Bo-Katan doesn’t take all the blame herself, however. She follows this revelation with a speech about how a united Mandalore could have never been defeated. It’s hard to miss the suggestion: This new tribal alliance has to last if Mandalore is to be rebuilt. Bo-Katan still has doubts, but a later pep talk from Din, who even calls her “Lady Kryze,” helps put some of those doubts to rest.
After a perilous journey that includes a ship-destroying encounter with a sea monster, the Mandalorian recon detail has a better sense of the job ahead. It’s a big one. The Great Forge lies in ruins, and the surviving Nite Owls tell their new companions that no one has survived a trip below the surface. That’s ominous, but soon they’ll discover that they have more pressing concerns.
Specifically, they find themselves in a pitched battle with a bunch of evil (but, admittedly, extremely cool-looking) Imperial troopers wearing their own version of the Mandalorians’ beskar armor. The Mandalorians are able to provide cover for Axe Woves as he takes to the sky to secure reinforcements and, for a moment, it seems like this will be a breeze. That moment doesn’t last. The Mandalorians force their enemies to retreat, but their pursuit reveals just how much trouble they’re in. In the bowels of Mandalore, Moff Gideon has constructed an Imperial base filled with fighters and heavy weaponry. He’s on hand, wearing his own beskar armor — an outfit seemingly designed to mock the Mandalorians’ armor. (Again, it’s extremely cool-looking.) He even twists the knife by saying, “Mandalore will live on through me.”

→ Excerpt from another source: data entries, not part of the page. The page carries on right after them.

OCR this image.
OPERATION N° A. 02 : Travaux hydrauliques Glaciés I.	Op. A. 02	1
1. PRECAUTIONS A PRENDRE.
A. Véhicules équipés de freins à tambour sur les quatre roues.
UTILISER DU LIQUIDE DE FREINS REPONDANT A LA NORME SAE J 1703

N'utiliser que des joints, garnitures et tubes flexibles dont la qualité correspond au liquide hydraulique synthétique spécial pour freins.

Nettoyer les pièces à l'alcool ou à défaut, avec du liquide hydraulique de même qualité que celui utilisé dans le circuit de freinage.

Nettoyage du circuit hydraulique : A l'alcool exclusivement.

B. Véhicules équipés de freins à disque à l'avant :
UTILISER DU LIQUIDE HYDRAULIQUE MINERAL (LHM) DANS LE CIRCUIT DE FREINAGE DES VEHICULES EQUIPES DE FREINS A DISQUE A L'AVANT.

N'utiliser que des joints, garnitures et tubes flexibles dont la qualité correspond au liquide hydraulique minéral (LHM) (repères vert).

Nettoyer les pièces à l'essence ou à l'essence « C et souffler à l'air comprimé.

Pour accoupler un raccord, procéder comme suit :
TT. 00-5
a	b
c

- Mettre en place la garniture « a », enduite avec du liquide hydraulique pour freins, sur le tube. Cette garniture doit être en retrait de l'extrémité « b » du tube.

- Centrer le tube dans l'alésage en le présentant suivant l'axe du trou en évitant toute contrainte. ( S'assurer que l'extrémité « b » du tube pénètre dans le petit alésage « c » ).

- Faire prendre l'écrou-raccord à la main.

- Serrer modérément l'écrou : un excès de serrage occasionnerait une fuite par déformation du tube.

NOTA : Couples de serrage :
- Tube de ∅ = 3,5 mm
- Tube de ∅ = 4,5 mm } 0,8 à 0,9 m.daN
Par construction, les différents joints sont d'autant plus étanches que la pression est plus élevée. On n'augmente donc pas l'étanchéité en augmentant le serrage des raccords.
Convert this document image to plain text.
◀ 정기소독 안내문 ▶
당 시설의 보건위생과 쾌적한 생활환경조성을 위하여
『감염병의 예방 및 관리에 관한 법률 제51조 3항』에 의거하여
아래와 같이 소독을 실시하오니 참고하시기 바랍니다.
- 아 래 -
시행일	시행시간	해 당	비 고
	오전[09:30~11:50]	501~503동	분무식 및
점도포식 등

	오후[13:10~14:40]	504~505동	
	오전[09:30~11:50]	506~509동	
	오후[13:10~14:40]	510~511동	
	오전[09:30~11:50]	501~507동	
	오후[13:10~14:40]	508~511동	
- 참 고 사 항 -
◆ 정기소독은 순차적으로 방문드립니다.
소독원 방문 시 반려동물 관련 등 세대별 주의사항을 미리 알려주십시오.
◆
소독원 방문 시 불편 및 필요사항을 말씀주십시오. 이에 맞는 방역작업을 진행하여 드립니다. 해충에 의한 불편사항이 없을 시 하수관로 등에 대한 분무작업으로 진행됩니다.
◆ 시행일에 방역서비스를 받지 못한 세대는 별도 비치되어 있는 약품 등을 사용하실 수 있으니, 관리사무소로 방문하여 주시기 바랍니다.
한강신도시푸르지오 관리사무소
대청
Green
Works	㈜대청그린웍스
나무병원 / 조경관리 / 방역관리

All this, it turns out, has been a trap, and part of Gideon’s plan to “create an army that will bring order to the galaxy.” For Gideon, this is simply an act of mopping up — the final act of the Purge of Mandalore. Bo-Katan isn’t having it, refusing an “invitation” to return the Darksaber to Gideon and declare Mandalore his. As Bo-Katan uses the Darksaber to carve out an escape, a pitched battle breaks out. Paz Vizsla offers to provide cover and, as might be expected from the gesture, dies heroically in the process. But it’s not the ordinary dark troopers who take him out. It takes three Praetorian guards. (RIP, big guy.)
It’s clear that the Mandalorians have their work cut out for them. What’s not clear is if they’ll get out of their home world alive.
• The appearance of Brendol Hux is notable for a couple of reasons. Like Thrawn, he has been part of various Star Wars projects for awhile, but this is his live-action debut. He’s played here by Brian Gleeson, brother of Domhnall Gleeson. Domhnall played Armitage Hux, Brendol’s son, in the sequel trilogy.
• That reference to Project Necromancer is intriguing. Its name suggests that it might refer to the successful attempt to resurrect the Emperor, as seen in The Rise of Skywalker.
• We see Gideon walk past some armor but what also appear to be pods containing bodies. Maybe leftover Dr. Pershing projects? Hmmm.
• When Gideon speaks of building an army, does he mean on behalf of the Empire? Or do his plans veer from the Shadow Council’s?